であれば、ニャルラトホテプが最初に永琳たちを始末しようとしたのも自然と言えましょう。

 

 

 

「ペルソナ2」についても調べてみると、『深秘録』や『紺珠伝』と共通する部分がいくつも散見

されます。

 

>海に面した大都市である珠閒瑠市では、とある噂がまことしやかに流れていた。

 

>珠閒瑠市内では、街に流れている噂が現実化してしまうという不可思議な現象が起きている。

 

>噂屋や街の人々から入手した様々な噂を(中略)街に流してもらい、普通の洋服店やラーメン屋

 などで武器や防具などを購入できるようにしたり、更には悪魔たちにも手伝ってもらって噂を広める

 ことによって、武器や魔法の強化なども行えるようになっている。

 

まるで『深秘録』だ!

この予想が正しければ、『深秘録』と『紺珠伝』は、「ペルソナ2」のオマージュ作品であったという

ことになるのです!

 

さらに、ニャルラトホテプの二つ名が「這い寄る混沌」であることからも想起されるものがあります。

そう、キュリオシティです!

 

作品内のキュリオシティがどんな外見をしているのかは分かりませんが、おそらく地面を這い回って

いるように見えることでしょう。そして、キュリオシティは妖怪の山から麓に向かってのっそりと

降りて行っているのです。まさに、これは「這い寄る混沌」です。

 

また、ぐにゃりと伸びる「餅野郎」のフヌケた顔を見ていると、もう一つ思い出すものがあります。

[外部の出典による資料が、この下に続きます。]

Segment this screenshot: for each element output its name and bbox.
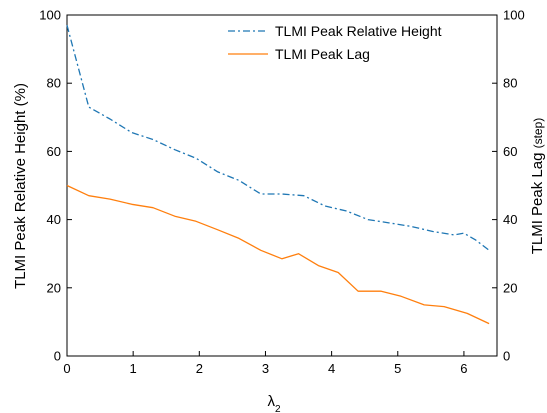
x-tick-label: 6 [460, 361, 467, 376]
series-line-relative-height [66, 25, 490, 251]
left-y-tick-label: 60 [47, 144, 61, 159]
left-y-axis-ticks: 0 20 40 60 80 100 [39, 8, 72, 364]
left-y-axis-label: TLMI Peak Relative Height (%) [12, 83, 29, 289]
plot-frame [66, 14, 498, 357]
series-line-lag [66, 184, 490, 325]
right-y-tick-label: 60 [503, 144, 517, 159]
x-tick-label: 0 [63, 361, 70, 376]
legend-label-relative-height: TLMI Peak Relative Height [275, 23, 442, 39]
legend-label-lag: TLMI Peak Lag [275, 46, 370, 62]
left-y-tick-label: 20 [47, 280, 61, 295]
right-y-tick-label: 40 [503, 212, 517, 227]
x-tick-label: 3 [262, 361, 269, 376]
x-tick-label: 5 [394, 361, 401, 376]
x-tick-label: 2 [196, 361, 203, 376]
legend: TLMI Peak Relative Height TLMI Peak Lag [228, 23, 442, 62]
series-layer [66, 25, 490, 325]
right-y-tick-label: 80 [503, 76, 517, 91]
right-y-tick-label: 20 [503, 280, 517, 295]
x-axis-ticks: 0 1 2 3 4 5 6 [63, 351, 468, 376]
right-y-tick-label: 0 [503, 349, 510, 364]
right-y-axis-ticks: 0 20 40 60 80 100 [492, 8, 525, 364]
left-y-tick-label: 0 [54, 349, 61, 364]
x-tick-label: 1 [130, 361, 137, 376]
x-tick-label: 4 [328, 361, 335, 376]
right-y-axis-label: TLMI Peak Lag (step) [529, 118, 546, 255]
left-y-tick-label: 80 [47, 76, 61, 91]
left-y-tick-label: 40 [47, 212, 61, 227]
x-axis-label: λ2 [267, 393, 281, 413]
left-y-tick-label: 100 [39, 8, 61, 23]
right-y-tick-label: 100 [503, 8, 525, 23]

地霊殿のタイトル画面の上方に居座る「怨霊のようなもの」です。

 

 

あれは、本当に怨霊だったのでしょうか。まさか・・・。

 

もし、地霊殿で生じた騒ぎによって、何かの封印が解かれてしまっていたとすれば?

→「また守矢か!?」

 

 

 

ついでに、今から思えば、東方鈴奈庵の1巻にチラッと登場したネクロノミコン写本も伏線だったの

かも知れません。ネクロノミコンとは、クトゥルフ神話に登場する架空の魔道書なのです。

 

 

もし、調子に乗った小鈴が、例の本の封印を解いてしまったとすれば?

→「また小鈴か!?」

 

などなど、ニャルラトホテプに関して考察を始めると、無限に話題を広がられますね。ですが、この

辺りで打ち止めにしたいと思います。